Я молча взяла со стола прайс, пробежала глазами, понимая, что цены у нас далеко не заоблачные… Я бы даже сказала, что доступные. Сначала я написала цену на три монеты больше, а потом зачеркнула ее и поставила реальную. Мы еще, не открылись, но уже распродаемся!
– Мне нужно отлу-у-учиться, - достаточно громко произнес принц гадский, глядя на несчастных, заучивающих наизусть написанные мною фразы. – Ненадо-о-олго! Дела-а-а! Цвето-о-очек остается за ста-а-аршую!
С галерки донесся недовольный ропот, перерастающий в рокот по залу. Кто-то смачно сплюнул на пол, в знак протеста против рыжего матриархата.
– Мое реше-е-ение не оспа-а-ариевается! – вздохнул Эврард, опустив ядовитые глаза и поглаживая пальцем изувеченный мною канделябр.
– Я понима-а-аю, что вы расстро-о-оены…
Канделябр перекочевал в его руку. «Бабу? За старшую?», - бушевала банда, стуча кулаками по столу.
– Опеча-а-алены, - перебивая рокот возмущения, среди которого раздавалось: «И чтобы нами баба командовала? Да ни в жисть!». – Огорче-е-ены…

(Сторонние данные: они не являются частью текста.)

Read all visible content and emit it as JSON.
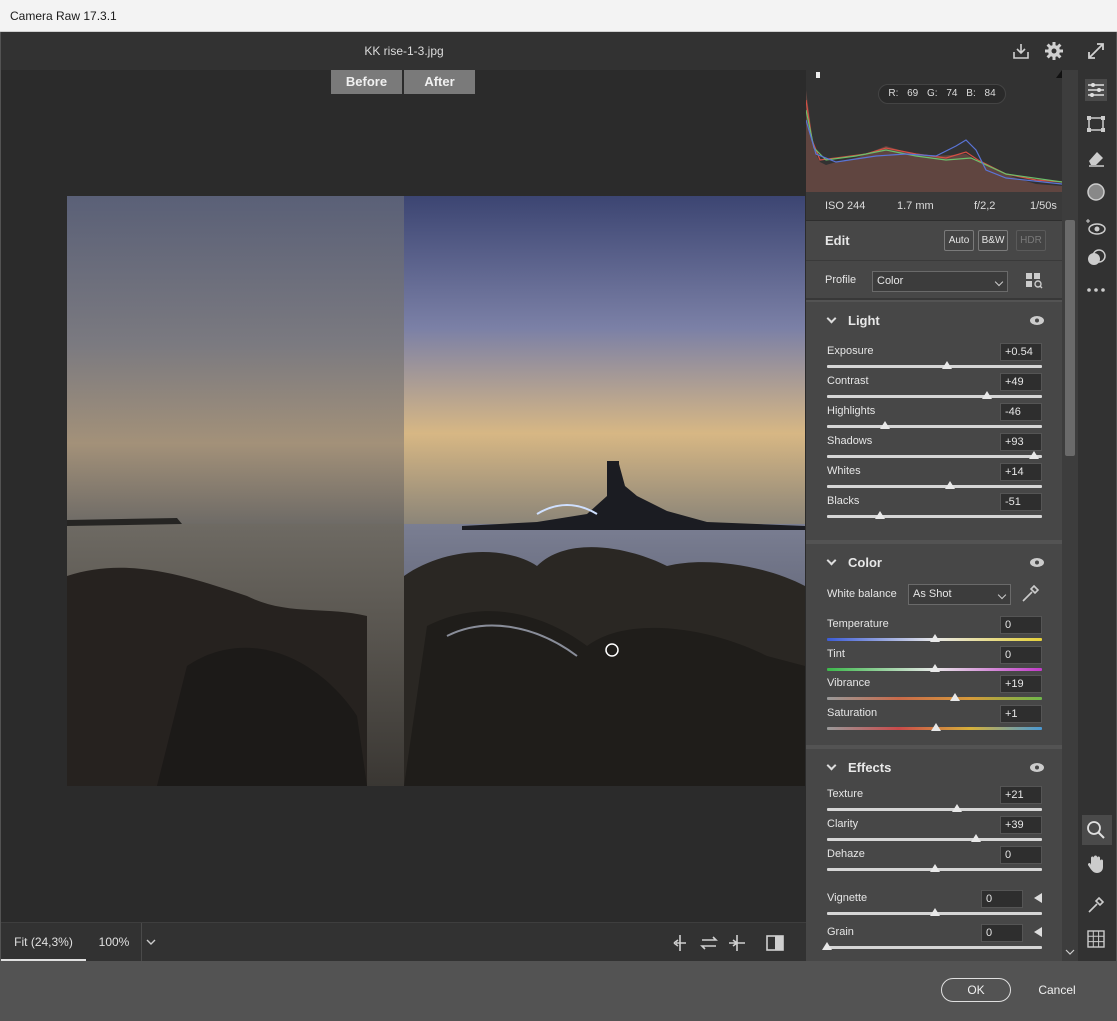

С той же самой галерки снова раздался плотоядный голос: «Цыц, ребята! Мы с ней быстро поладим!», перекрываясь довольным ржанием, которому позавидовало стадо коней.
Я даже моргнуть не успела, как тяжелый канделябр, прицельно точным движением устремился через весь стол с ускорением, которое здесь сумеют рассчитать по формуле лишь через пару - тройку столетий.